The news that a 92-year-old woman found dead in her home had been "exhausted" by charity funding requests sent a chill down my spine.

Poppy seller Olive Cooke was said to have worked tirelessly for charities, but a friend said she had been under pressure from requests for money.

The Prime Minister has called for fundraising regulators to investigate.

This week I read about another woman who claims to receive 90 charity 'begging letters' a month, after setting up just three charity donations. Feeling guilty about throwing the letters away, she insists on reading them and feels under pressure to make donations.

My advice would be to chuck them out without looking at them. It's what I find myself doing on an almost daily basis.

A decade or so ago my dad sponsored a girl in an African village to go to school. He did it quietly, without any fuss, through a charity helping children from poor rural communities gain access to education.
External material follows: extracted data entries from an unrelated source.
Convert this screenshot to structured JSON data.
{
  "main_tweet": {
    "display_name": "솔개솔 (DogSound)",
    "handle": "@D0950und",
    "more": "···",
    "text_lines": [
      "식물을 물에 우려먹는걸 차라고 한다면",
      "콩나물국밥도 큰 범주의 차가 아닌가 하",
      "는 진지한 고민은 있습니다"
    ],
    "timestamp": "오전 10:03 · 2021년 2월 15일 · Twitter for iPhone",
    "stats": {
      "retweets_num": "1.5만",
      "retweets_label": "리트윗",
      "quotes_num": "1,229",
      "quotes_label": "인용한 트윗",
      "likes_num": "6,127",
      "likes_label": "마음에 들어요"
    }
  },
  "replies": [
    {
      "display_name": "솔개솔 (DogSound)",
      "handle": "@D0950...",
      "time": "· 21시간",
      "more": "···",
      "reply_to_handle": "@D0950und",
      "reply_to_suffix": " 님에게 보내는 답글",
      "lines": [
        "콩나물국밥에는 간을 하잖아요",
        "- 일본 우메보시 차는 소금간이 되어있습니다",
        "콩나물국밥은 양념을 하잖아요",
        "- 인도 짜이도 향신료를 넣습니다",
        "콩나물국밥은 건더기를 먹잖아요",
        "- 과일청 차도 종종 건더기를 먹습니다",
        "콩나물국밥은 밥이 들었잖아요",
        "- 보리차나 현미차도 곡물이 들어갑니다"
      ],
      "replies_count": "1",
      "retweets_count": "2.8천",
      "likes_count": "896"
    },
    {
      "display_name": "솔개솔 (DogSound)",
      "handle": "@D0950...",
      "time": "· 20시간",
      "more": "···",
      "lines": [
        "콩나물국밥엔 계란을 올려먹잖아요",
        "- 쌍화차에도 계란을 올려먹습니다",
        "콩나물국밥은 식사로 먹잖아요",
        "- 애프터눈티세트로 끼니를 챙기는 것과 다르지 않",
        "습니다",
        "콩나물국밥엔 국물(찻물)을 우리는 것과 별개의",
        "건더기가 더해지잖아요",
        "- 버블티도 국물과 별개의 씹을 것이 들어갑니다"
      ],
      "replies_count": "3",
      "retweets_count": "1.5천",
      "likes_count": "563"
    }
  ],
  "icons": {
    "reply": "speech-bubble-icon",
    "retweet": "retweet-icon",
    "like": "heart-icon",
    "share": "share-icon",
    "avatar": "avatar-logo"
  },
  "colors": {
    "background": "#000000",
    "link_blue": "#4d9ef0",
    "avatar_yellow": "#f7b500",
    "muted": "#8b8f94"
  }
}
It was a gesture that came back to haunt him. Just about every day, for years, a stream of letters from charities has poured through his letterbox. Each time I visited him, which was most days, there'd be a new pile of letters pleading for money. Often stuffed into the envelopes were little 'gifts' such as pens, baby socks, bags, beaded bracelets, even plastic crucifixes.

The letters went in the recycling bin but, despite having a cold call block on his 'phone, Dad was also getting daily calls from charities asking him to sign up to payment plans. His no-nonsense response was a swift "No thank you" but to someone less assertive that kind of call may be difficult to deal with. Even charity cold callers can be like terriers once they've got you talking.

I regarded charity phone calls as little more than a nuisance - until my dad was in the final stages of a terminal illness and then I found them intrusive and upsetting. "No, he can't come to the phone. He's dying," I snapped at one caller. "Well I didn't know," she sniffed.

Even in death, the letters plague him. Four months after he died, I still catch my breath walking into his house. I still expect to see him sitting in his chair. Instead, I'm greeted with a little pile of charity begging letters with his name on the envelopes.

I'm happy to support charities, but I won't give in to relentless junk mail, aggressive phone calls and those awful "chuggers" who step in front of you in the city centre. It's the unacceptable face of fundraising.